A presença de pus indica, necessariamente, a contaminação bacteriana da área por estafilococos e estreptococos. A interação dos neutrófilos com essas bactérias representa o mecanismo de formação do pus no organismo humano. A presença dessas bactérias pode ser assim analisada e questionada: (1) As bactérias já estavam no local antes do procedimento cirúrgico? (2) O material colocado estava previamente contaminado pelas bactérias? (3) Houve falha na cadeia asséptica? (4) Houve negligência da higiene bucal por parte do paciente no pós-operatório? Se o pus está se formando, os estafilococos e os estreptococos estão presentes na área.

Palavras-chave: Abscesso. Bactérias. Pus. Contaminação.

O corpo humano tem dez trilhões de células, e cem trilhões de bactérias — ou seja, dez vezes mais. Um dado impressionante, que nos permite ressaltar a importância das microbiotas com que convivemos. A presença das bactérias em nossas vidas é fundamental para estimular nossos mecanismos de defesa. As bactérias, inicialmente chamadas de animalículos, partilham o ambiente das microbiotas com fungos, vírus e parasitas.

A pele e mucosas, como tegumentos naturais, exercem vários mecanismos de defesa e atuam como barreira física, química e biológica contra a penetração de microrganismos no meio interno. O tecido conjuntivo representa o meio interno, constituindo, por exemplo, a submucosa bucal, a derme e o tecido ósseo.

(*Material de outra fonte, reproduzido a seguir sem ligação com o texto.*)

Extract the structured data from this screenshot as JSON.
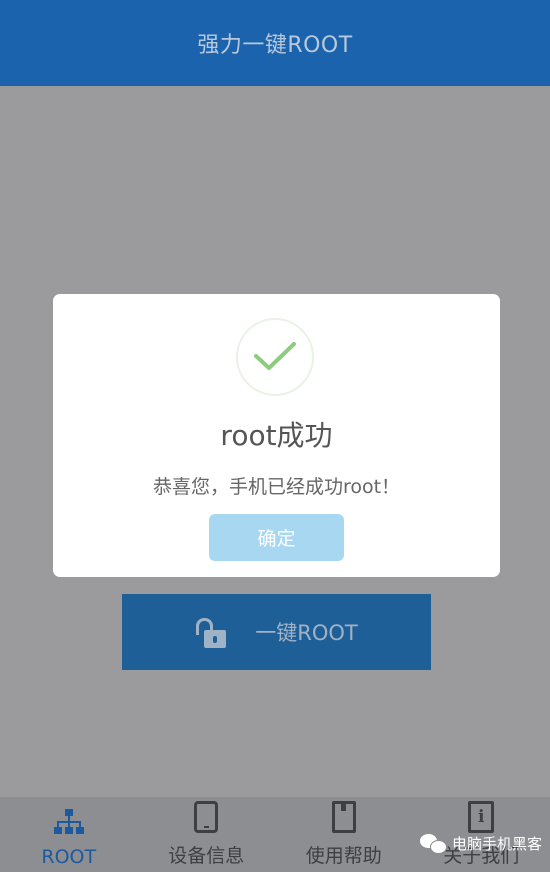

Em cortes, dilacerações, ablações, cirurgias, punções e outras formas de perda da continuidade da pele ou mucosa, as bactérias da microbiota entram nos tecidos conjuntivos subjacentes, pois os tegumentos foram transpostos, vencidos ou ignorados. A entrada de bactérias no meio interno, nas perdas de continuidade dos epitélios da pele e mucosas, torna-se inevitável, devido à quantidade de oportunidade oferecidas.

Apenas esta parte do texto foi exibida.